L’ironia aggredisce, ferisce, distrugge anche; l’umorismo è indulgente, benevolo, compassionevole. Ma come l’ironia, il riso e il comico, l’umorismo prende le distanze dal soggetto, non per una reazione di difesa né per un senso di disprezzo o di rifiuto, ma per una nuova dimensione in esso scoperta. Agli occhi dell’umorista certi eventi o persone assumono aspetti diversi, capaci di suscitare nuovi punti di vista e di significato. Così una situazione seria si trasforma in una situazione buffa, e viceversa, in un’atmosfera di simpatia che avvicina le persone, le comprende, le affratella. Per realizzare tale spostamento di piani e acquistare questa nuova intelligenza, l’umorista deve poter disporre «di una certa saggezza umana, frutto di esperienza, e di una notevole capacità di osservazione sugli altri e su se stessi. Diciamo, se si preferisce, che nasconde un giudizio implicito, fondato su una concezione dell’uomo e dell’esistenza umana. Ciò probabilmente spiega perché il bambino è incapace di humour».

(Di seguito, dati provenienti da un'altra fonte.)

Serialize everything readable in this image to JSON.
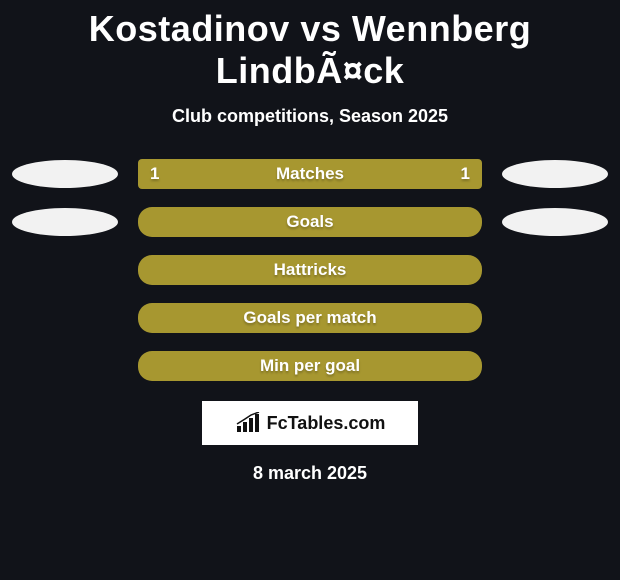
{
  "background_color": "#111319",
  "title_text": "Kostadinov vs Wennberg LindbÃ¤ck",
  "title_color": "#ffffff",
  "title_fontsize": 36,
  "subtitle_text": "Club competitions, Season 2025",
  "subtitle_color": "#ffffff",
  "subtitle_fontsize": 18,
  "ellipse_color": "#f2f2f2",
  "bar_label_color": "#ffffff",
  "bar_label_fontsize": 17,
  "rows": [
    {
      "label": "Matches",
      "left_value": "1",
      "right_value": "1",
      "bar_color": "#a79730",
      "bar_radius": "square",
      "show_left_ellipse": true,
      "show_right_ellipse": true
    },
    {
      "label": "Goals",
      "left_value": "",
      "right_value": "",
      "bar_color": "#a79730",
      "bar_radius": "round",
      "show_left_ellipse": true,
      "show_right_ellipse": true
    },
    {
      "label": "Hattricks",
      "left_value": "",
      "right_value": "",
      "bar_color": "#a79730",
      "bar_radius": "round",
      "show_left_ellipse": false,
      "show_right_ellipse": false
    },
    {
      "label": "Goals per match",
      "left_value": "",
      "right_value": "",
      "bar_color": "#a79730",
      "bar_radius": "round",
      "show_left_ellipse": false,
      "show_right_ellipse": false
    },
    {
      "label": "Min per goal",
      "left_value": "",
      "right_value": "",
      "bar_color": "#a79730",
      "bar_radius": "round",
      "show_left_ellipse": false,
      "show_right_ellipse": false
    }
  ],
  "logo": {
    "text": "FcTables.com",
    "text_color": "#111111",
    "box_bg": "#ffffff",
    "icon_color": "#111111"
  },
  "date_text": "8 march 2025",
  "date_color": "#ffffff",
  "date_fontsize": 18
}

Se l’umorismo fiorisce su una determinata concezione dell’uomo e dell’esistenza, bisogna dire che il cristianesimo ne è la sua più piena e più ricca espressione. Non per nulla Kierkegaard considera l’umorismo come l’estrema approssimazione dell’umano a ciò che è propriamente religioso-cristiano. C’è anche chi sostiene che soltanto nel cristianesimo è possibile una piena forma di humour.

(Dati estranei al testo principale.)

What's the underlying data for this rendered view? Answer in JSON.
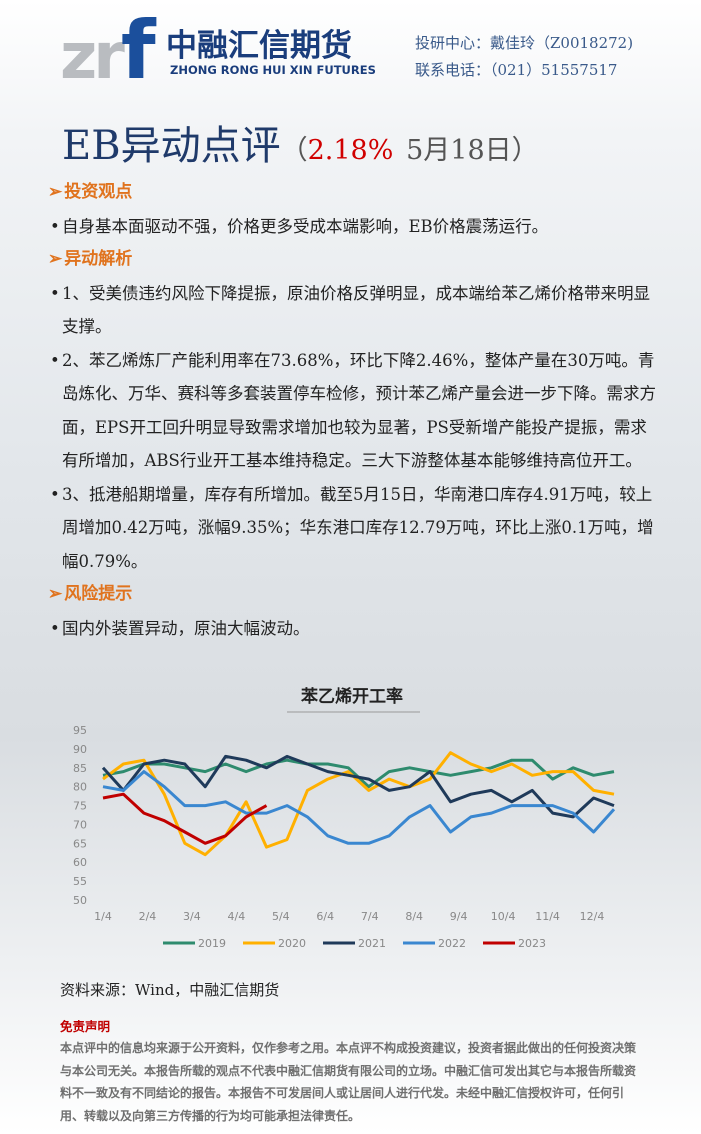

In verità, esaminando attentamente la questione, si approda alla convinzione che cristianesimo e umorismo vanno perfettamente d’accordo, anche se, a prima vista, parrebbe vero il contrario.

Nonostante qualche accenno, il principale lavoro teologico sulla commedia è stato effettuato soltanto di recente, e può riassumersi nella nozione che sia per il cristianesimo sia per la sensibilità comica nulla va preso troppo sul serio. Il mondo è importante, ma non in modo assoluto.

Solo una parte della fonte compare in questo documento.